Sasami Ashworth had plenty of time to think during her year-long tour playing keys and guitar with Cherry Glazerr. It provided her with a period of time to write the ten tracks that comprise her debut album; tracks that depict an individual at times riddled with resentment, and at others seeking and perhaps achieving catharsis.
“I was a window into something you didn’t like/ So you blamed it on me” are the album’s opening words, a gauntlet thrown into the void. Ashworth’s vocals are hushed, the treated guitar humming, threatening to break into menace at the slightest nudge. “I lost my calluses for you and you didn’t even think to ask me how my day was/ Now I’m leaving” is the even more savage opening salvo of ‘Callous’, rejoicing in a callous/callus entendre that cannot be under appreciated.
If Ashworth is bitter, the Sonic Youth guitar rage of ‘Not the Time’, or the dissonant feedback that starts ‘Free’, do a good job of articulating it.

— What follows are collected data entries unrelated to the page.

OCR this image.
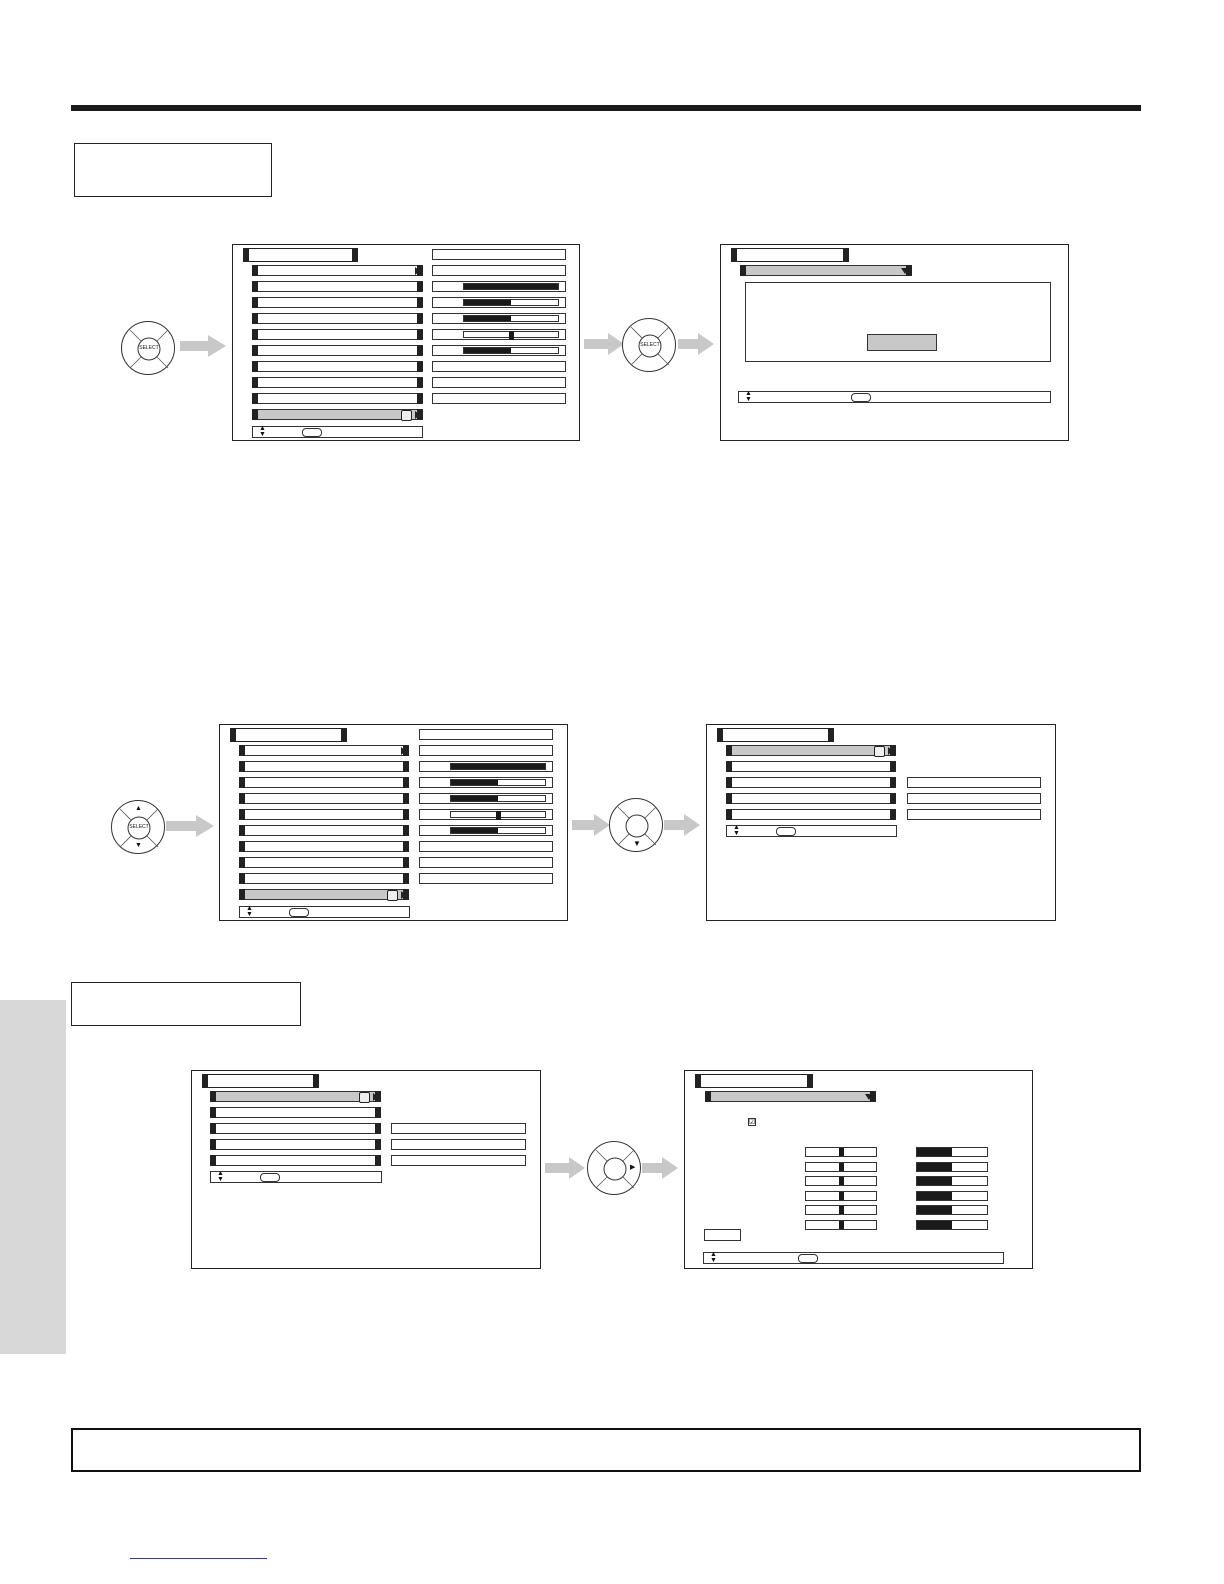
SELECT
▲
▼
SELECT
▲
▼
▲
▼
SELECT
▲
▼
▼
▲
▼
▲
▼
▶
☑
▲
▼
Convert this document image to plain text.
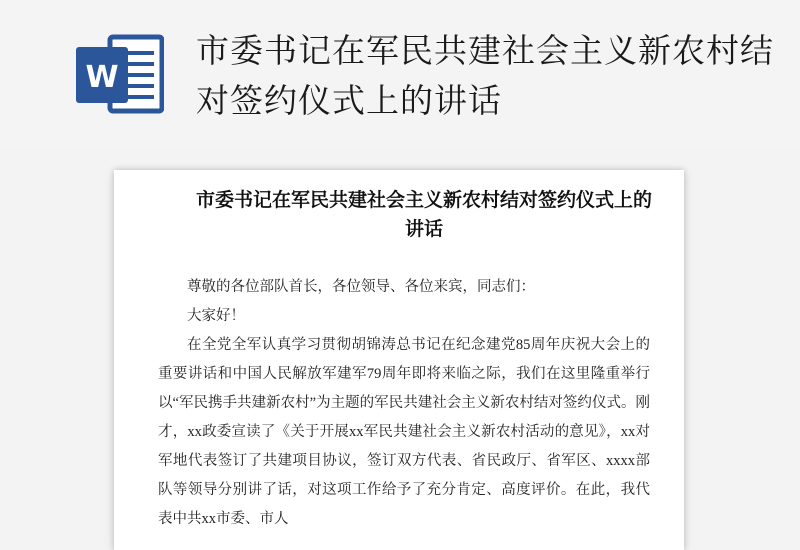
W
市委书记在军民共建社会主义新农村结对签约仪式上的讲话
市委书记在军民共建社会主义新农村结对签约仪式上的讲话

尊敬的各位部队首长，各位领导、各位来宾，同志们：

大家好！

在全党全军认真学习贯彻胡锦涛总书记在纪念建党85周年庆祝大会上的重要讲话和中国人民解放军建军79周年即将来临之际，我们在这里隆重举行以“军民携手共建新农村”为主题的军民共建社会主义新农村结对签约仪式。刚才，xx政委宣读了《关于开展xx军民共建社会主义新农村活动的意见》，xx对军地代表签订了共建项目协议，签订双方代表、省民政厅、省军区、xxxx部队等领导分别讲了话，对这项工作给予了充分肯定、高度评价。在此，我代表中共xx市委、市人
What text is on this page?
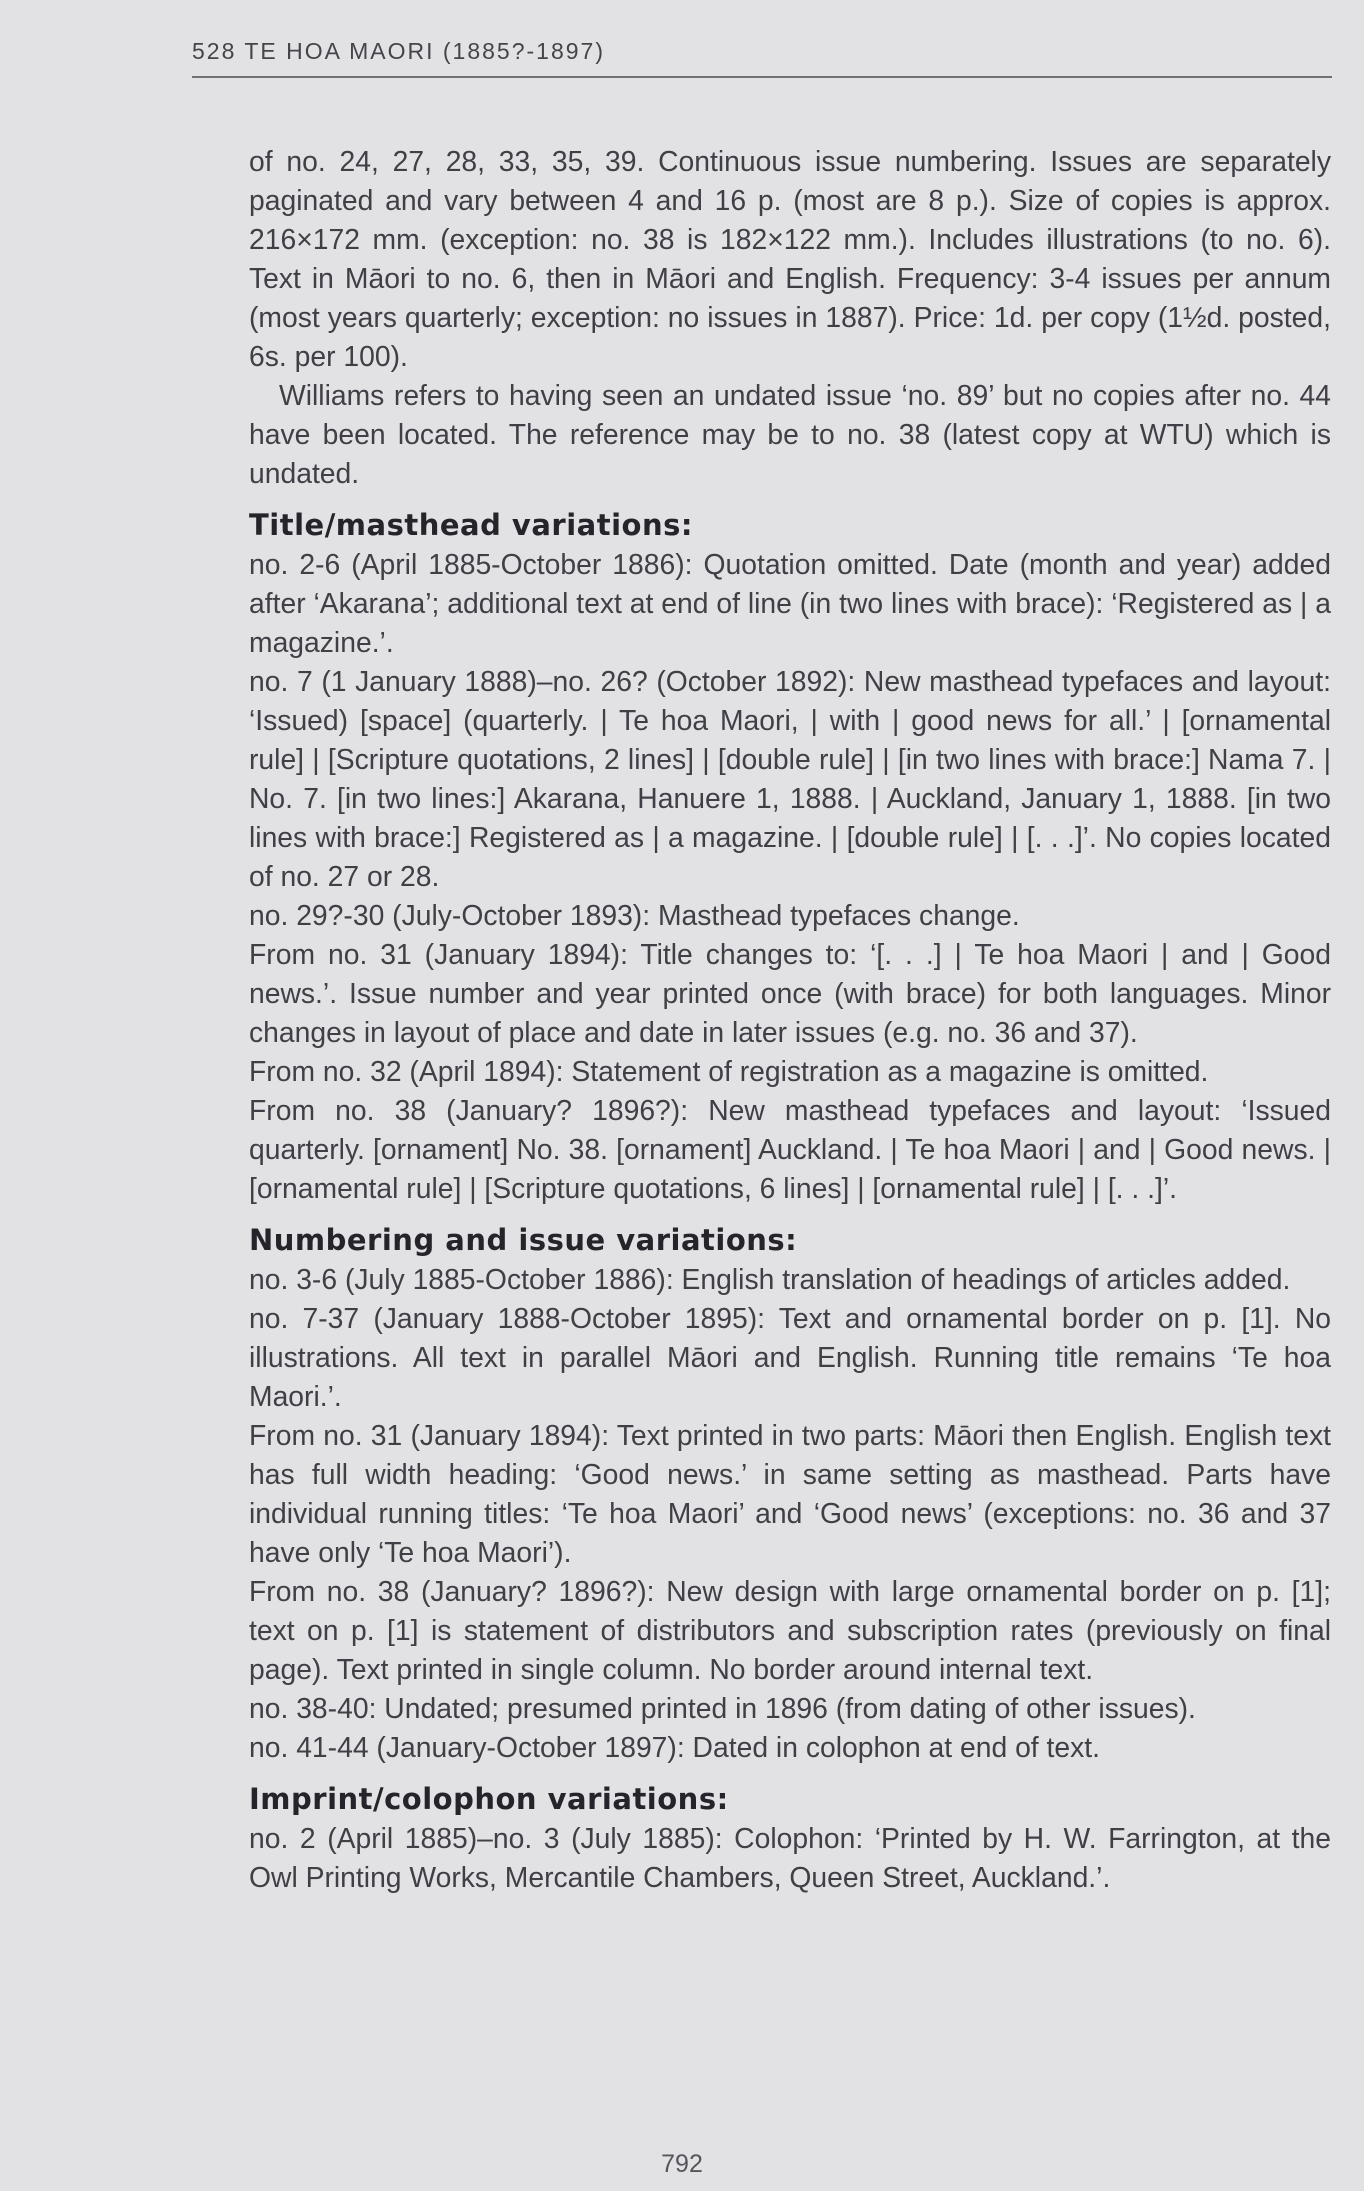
528 TE HOA MAORI (1885?-1897)

of no. 24, 27, 28, 33, 35, 39. Continuous issue numbering. Issues are separately paginated and vary between 4 and 16 p. (most are 8 p.). Size of copies is approx. 216×172 mm. (exception: no. 38 is 182×122 mm.). Includes illustrations (to no. 6). Text in Māori to no. 6, then in Māori and English. Frequency: 3-4 issues per annum (most years quarterly; exception: no issues in 1887). Price: 1d. per copy (1½d. posted, 6s. per 100).

Williams refers to having seen an undated issue ‘no. 89’ but no copies after no. 44 have been located. The reference may be to no. 38 (latest copy at WTU) which is undated.

Title/masthead variations:

no. 2-6 (April 1885-October 1886): Quotation omitted. Date (month and year) added after ‘Akarana’; additional text at end of line (in two lines with brace): ‘Registered as | a magazine.’.

no. 7 (1 January 1888)–no. 26? (October 1892): New masthead typefaces and layout: ‘Issued) [space] (quarterly. | Te hoa Maori, | with | good news for all.’ | [ornamental rule] | [Scripture quotations, 2 lines] | [double rule] | [in two lines with brace:] Nama 7. | No. 7. [in two lines:] Akarana, Hanuere 1, 1888. | Auckland, January 1, 1888. [in two lines with brace:] Registered as | a magazine. | [double rule] | [. . .]’. No copies located of no. 27 or 28.

no. 29?-30 (July-October 1893): Masthead typefaces change.

From no. 31 (January 1894): Title changes to: ‘[. . .] | Te hoa Maori | and | Good news.’. Issue number and year printed once (with brace) for both languages. Minor changes in layout of place and date in later issues (e.g. no. 36 and 37).

From no. 32 (April 1894): Statement of registration as a magazine is omitted.

From no. 38 (January? 1896?): New masthead typefaces and layout: ‘Issued quarterly. [ornament] No. 38. [ornament] Auckland. | Te hoa Maori | and | Good news. | [ornamental rule] | [Scripture quotations, 6 lines] | [ornamental rule] | [. . .]’.

Numbering and issue variations:

no. 3-6 (July 1885-October 1886): English translation of headings of articles added.

no. 7-37 (January 1888-October 1895): Text and ornamental border on p. [1]. No illustrations. All text in parallel Māori and English. Running title remains ‘Te hoa Maori.’.

From no. 31 (January 1894): Text printed in two parts: Māori then English. English text has full width heading: ‘Good news.’ in same setting as masthead. Parts have individual running titles: ‘Te hoa Maori’ and ‘Good news’ (exceptions: no. 36 and 37 have only ‘Te hoa Maori’).

From no. 38 (January? 1896?): New design with large ornamental border on p. [1]; text on p. [1] is statement of distributors and subscription rates (previously on final page). Text printed in single column. No border around internal text.

no. 38-40: Undated; presumed printed in 1896 (from dating of other issues).

no. 41-44 (January-October 1897): Dated in colophon at end of text.

Imprint/colophon variations:

no. 2 (April 1885)–no. 3 (July 1885): Colophon: ‘Printed by H. W. Farrington, at the Owl Printing Works, Mercantile Chambers, Queen Street, Auckland.’.

792
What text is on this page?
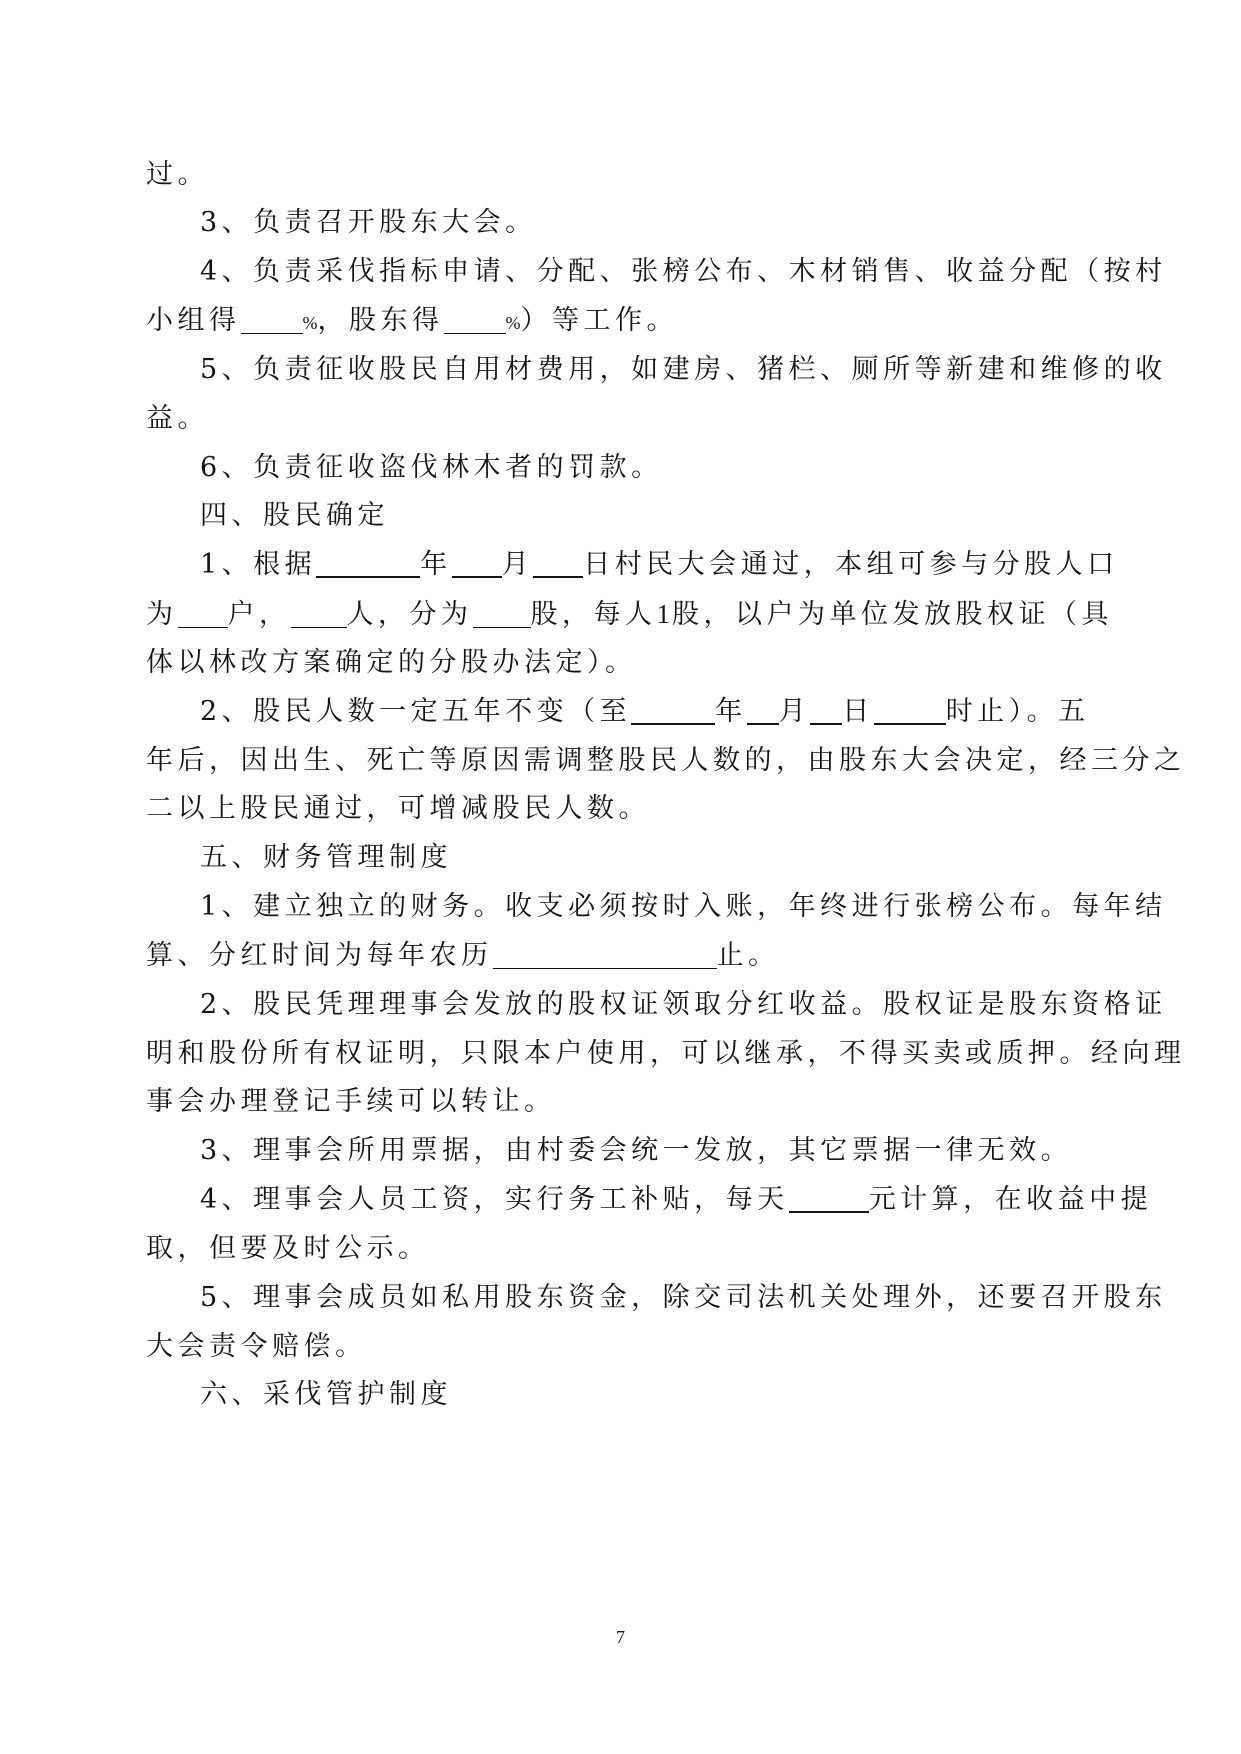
过。
3、负责召开股东大会。
4、负责采伐指标申请、分配、张榜公布、木材销售、收益分配（按村
小组得	%，股东得	%）等工作。
5、负责征收股民自用材费用，如建房、猪栏、厕所等新建和维修的收
益。
6、负责征收盗伐林木者的罚款。
四、股民确定
1、根据	年 月 日村民大会通过，本组可参与分股人口
为 户， 人，分为 股，每人1股，以户为单位发放股权证（具
体以林改方案确定的分股办法定）。
2、股民人数一定五年不变（至	年 月 日	时止）。五
年后，因出生、死亡等原因需调整股民人数的，由股东大会决定，经三分之
二以上股民通过，可增减股民人数。
五、财务管理制度
1、建立独立的财务。收支必须按时入账，年终进行张榜公布。每年结
算、分红时间为每年农历	止。
2、股民凭理理事会发放的股权证领取分红收益。股权证是股东资格证
明和股份所有权证明，只限本户使用，可以继承，不得买卖或质押。经向理
事会办理登记手续可以转让。
3、理事会所用票据，由村委会统一发放，其它票据一律无效。
4、理事会人员工资，实行务工补贴，每天	元计算，在收益中提
取，但要及时公示。
5、理事会成员如私用股东资金，除交司法机关处理外，还要召开股东
大会责令赔偿。
六、采伐管护制度
7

But there is musical range here: ‘Morning Comes’ is a beguilingly lo-fi concoction, muffled but taut, writhing under the strain of its confines, keeping its deceptively sweet melody a secret.
There is a reflexive honesty at play too, especially on the restrained and tender ‘Pacify My Heart’, where Ashworth’s tripping, high and low vocals almost invoke Elliott Smith, as the listener leans in to hear her whisper; or on ‘Jealousy’, wherein the voices in her head are made literal, Macbeth’s three witches repeating the track’s title over and over. Now really, who can’t relate to that?